Half of U.S. homes have electrical systems that were installed before electronic devices such as drip coffee makers and garage door openers became common household items, according to The Electrical Safety Foundation International (ESFI), a nonprofit dedicated to electrical safety in the home.
These homes were built before 1973, says the safety advocacy group, citing a U.S. census report. The ESFI says that overloaded electrical systems cause more than 50,000 fires a year and account for $1.4 billion in property damage.
The most obvious stress on a home's wiring is not having enough places to plug in appliances, lights and devices. “A heavy reliance on extension cords can indicate that your home has too few electrical outlets,” says Brett Brenner, president of EFSI.
Overloaded outlets or circuits may cause fires. These fires may be caused by wires that are nicked by drywall screws or by older wires that cracked or frayed. Called arc faults, this type of problem causes more than 30,000 house fires each year, according to the EFSI.
Different options for circuit breaker technology
Arc fault circuit interrupters (AFCIs), a special type of circuit breaker, goes a long way toward preventing fires cause by nicked or frayed wiring. An AFCI cuts off the electrical circuit (called tripping) when an electrical problem is detected. “AFCIs offer enhanced fire protection capabilities by recognizing when a hazardous arcing situation occurs in a home’s wiring and then immediately cutting power to the circuit before a fire can start,” Brennan explains. “AFCIs save lives and property by preventing fires rather than just mitigating their damage.”
In 2002, the National Electric Code required ACFIs in bedrooms in an attempt to reduce the 70,000 house fires sparked by electrical faults. As the number of house fires declined, the code expanded the use of ACFIs to other rooms. By 2013 the number of house fires caused by electrical faults was down to about 21,000. In 2017, AFCIs will be mandated for the entire house.
In contrast, ground fault circuit interrupters (GFCIs) trip when electricity travels outside the circuit to take the shortest path to the ground, shocking or electrocuting users. These are typically seen in kitchens and baths to prevent shocks caused by water, as when wet hands conduct electricity from a hair dryer.
Recently, arc fault and ground fault interrupters have been combined into a single breaker. Called dual function circuit interrupters (DFCIs), they protect against both types of hazards. These breakers can be reset, like GFCIs, after they trip. If they trip frequently, call an electrician.

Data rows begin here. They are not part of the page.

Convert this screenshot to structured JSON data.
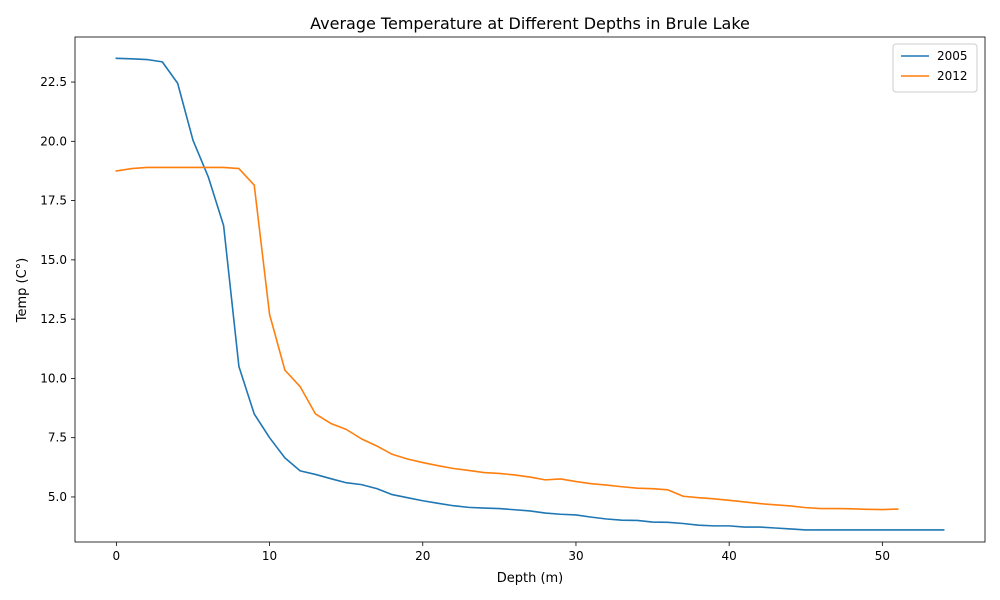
{
  "chart_data": {
    "type": "line",
    "title": "Average Temperature at Different Depths in Brule Lake",
    "xlabel": "Depth (m)",
    "ylabel": "Temp (C°)",
    "xlim": [
      -2.7,
      56.7
    ],
    "ylim": [
      3.1,
      24.4
    ],
    "xticks": [
      0,
      10,
      20,
      30,
      40,
      50
    ],
    "yticks": [
      5.0,
      7.5,
      10.0,
      12.5,
      15.0,
      17.5,
      20.0,
      22.5
    ],
    "xtick_labels": [
      "0",
      "10",
      "20",
      "30",
      "40",
      "50"
    ],
    "ytick_labels": [
      "5.0",
      "7.5",
      "10.0",
      "12.5",
      "15.0",
      "17.5",
      "20.0",
      "22.5"
    ],
    "grid": false,
    "legend_position": "top-right",
    "series": [
      {
        "name": "2005",
        "color": "#1f77b4",
        "x": [
          0,
          1,
          2,
          3,
          4,
          5,
          6,
          7,
          8,
          9,
          10,
          11,
          12,
          13,
          14,
          15,
          16,
          17,
          18,
          19,
          20,
          21,
          22,
          23,
          24,
          25,
          26,
          27,
          28,
          29,
          30,
          31,
          32,
          33,
          34,
          35,
          36,
          37,
          38,
          39,
          40,
          41,
          42,
          43,
          44,
          45,
          46,
          47,
          48,
          49,
          50,
          51,
          52,
          53,
          54
        ],
        "y": [
          23.5,
          23.48,
          23.45,
          23.35,
          22.45,
          20.05,
          18.5,
          16.45,
          10.5,
          8.5,
          7.5,
          6.65,
          6.1,
          5.95,
          5.77,
          5.6,
          5.52,
          5.35,
          5.1,
          4.97,
          4.84,
          4.73,
          4.63,
          4.56,
          4.53,
          4.51,
          4.46,
          4.41,
          4.32,
          4.27,
          4.24,
          4.15,
          4.07,
          4.02,
          4.01,
          3.94,
          3.93,
          3.88,
          3.81,
          3.78,
          3.78,
          3.73,
          3.73,
          3.69,
          3.65,
          3.61,
          3.61,
          3.61,
          3.61,
          3.61,
          3.61,
          3.61,
          3.61,
          3.61,
          3.61
        ]
      },
      {
        "name": "2012",
        "color": "#ff7f0e",
        "x": [
          0,
          1,
          2,
          3,
          4,
          5,
          6,
          7,
          8,
          9,
          10,
          11,
          12,
          13,
          14,
          15,
          16,
          17,
          18,
          19,
          20,
          21,
          22,
          23,
          24,
          25,
          26,
          27,
          28,
          29,
          30,
          31,
          32,
          33,
          34,
          35,
          36,
          37,
          38,
          39,
          40,
          41,
          42,
          43,
          44,
          45,
          46,
          47,
          48,
          49,
          50,
          51
        ],
        "y": [
          18.75,
          18.85,
          18.9,
          18.9,
          18.9,
          18.9,
          18.9,
          18.9,
          18.85,
          18.15,
          12.7,
          10.35,
          9.65,
          8.5,
          8.1,
          7.85,
          7.45,
          7.15,
          6.8,
          6.6,
          6.45,
          6.32,
          6.2,
          6.12,
          6.03,
          5.99,
          5.93,
          5.84,
          5.72,
          5.76,
          5.65,
          5.56,
          5.5,
          5.43,
          5.37,
          5.35,
          5.3,
          5.03,
          4.97,
          4.92,
          4.86,
          4.79,
          4.72,
          4.67,
          4.62,
          4.55,
          4.51,
          4.51,
          4.5,
          4.48,
          4.47,
          4.49
        ]
      }
    ]
  }
}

Dual function circuit interrupters are a particularly good solution for kitchens and baths, where GFCIs already are required and where national electrical codes soon will require AFCIs for new construction. Therefore, if you’re building an addition or new home, or replacing wiring in an existing home, plan to add AFCIs even if they aren’t required yet by your local or state electrical codes. Dual function circuit interrupters cost about $45 - slightly more than GFCIs - but are less expensive than buying both AFCIs and GFCIs.
Improve home fire safety by upgrading to the latest technology
“All homes more than 40 years old should undergo an electrical inspection to ensure the home’s electrical system can handle modern demands,” Brenner says.
Replacing existing breakers with AFCIs or DFCIs is one of the simplest electrical improvements. Keep in mind, “AFCIs and DFCIs should be installed by an electrician,” Brenner emphasizes.
Electricians can swap standard breakers with AFCIs, as long as the brands remain the same. It is important to note that circuit boxes are designed for specific brands of circuit breakers.
Upgrading to DFCIs is slightly more complicated because DFCIs are larger than traditional breakers and don’t fit into existing circuit boxes. Therefore, electricians must install DFCIs in a new electrical panel designed for them.
Replacing traditional breakers with dual function or arc fault circuit interrupters is one of the simplest changes homeowners can make to reduce their risk of electrical house fires. It is a change worth considering.